Quattro giornate senza reti. Dura dal 22 gennaio scorso l'astinenza dal gol di Massimo Coda, punta di diamante di questa Salernitana e capocannoniere della formazione granata con nove reti all'attivo senza calci di rigore. L'ultimo squillo del bomber di Cava dei Tirreni risale alla sfida casalinga con lo Spezia, alla ripresa del torneo di serie B. Un lampo che regalò tre punti alla Salernitana, che proprio da quella gara ha iniziato a mostrare una condizione fisica e una consapevolezza nei propri mezzi, che ha portato in dote 8 punti in 5 gare. La Salernitana gira, un po' meno il suo attaccante, chiamato ad agire molto spesso lontano dalla porta, pur giocando i granata con un tridente offensivo. Anche nell'ultima gara col Cesena, Coda ha toccato un numero infinito di palloni, diventando spesso il primo rifinitore per i compagni.

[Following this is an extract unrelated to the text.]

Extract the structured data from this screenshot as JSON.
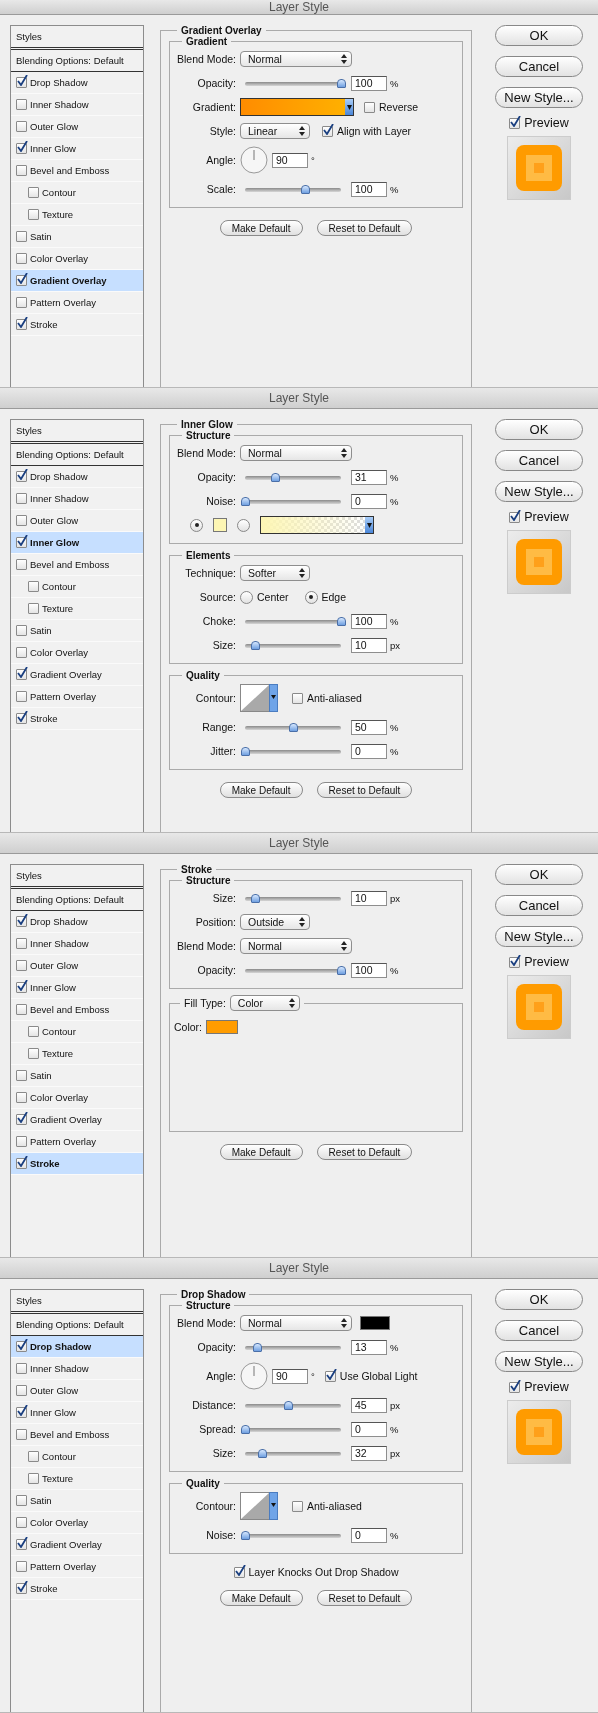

Solo l'ingresso di Donnarumma nella ripresa ha cambiato decisamente il modo di giocare dell'attaccante metelliano, che non solo ha agito più vicino alla porta, ma ha trovato nel compagno una spalla con cui poter dialogare e così portare maggiori pericoli alla porta avversaria. Una coppia che lo scorso anno, dopo il cambio in panchina, ha trascinato a suon di gol e prestazioni importanti la Salernitana alla salvezza, pur dovendo passare per la lotteria dei play out. In questa stagione tutti si aspettavano che la Salernitana ripartisse da loro due, dalla coppia d'oro tanto invidiata e cercata da mezza serie B, ed invece, le scelte tecniche ogni settimana sono diverse. Ora che Donnarumma ha recuperato dal problema fisico, però, non ci sono più scuse, bisogna guardare i riscontri del campo, e cercare di valorizzare il potenziale offensivo di questa squadra, che come spesso ripetuto da tutti, società e staff tecnico compreso, ha tra i migliori attacchi della categoria.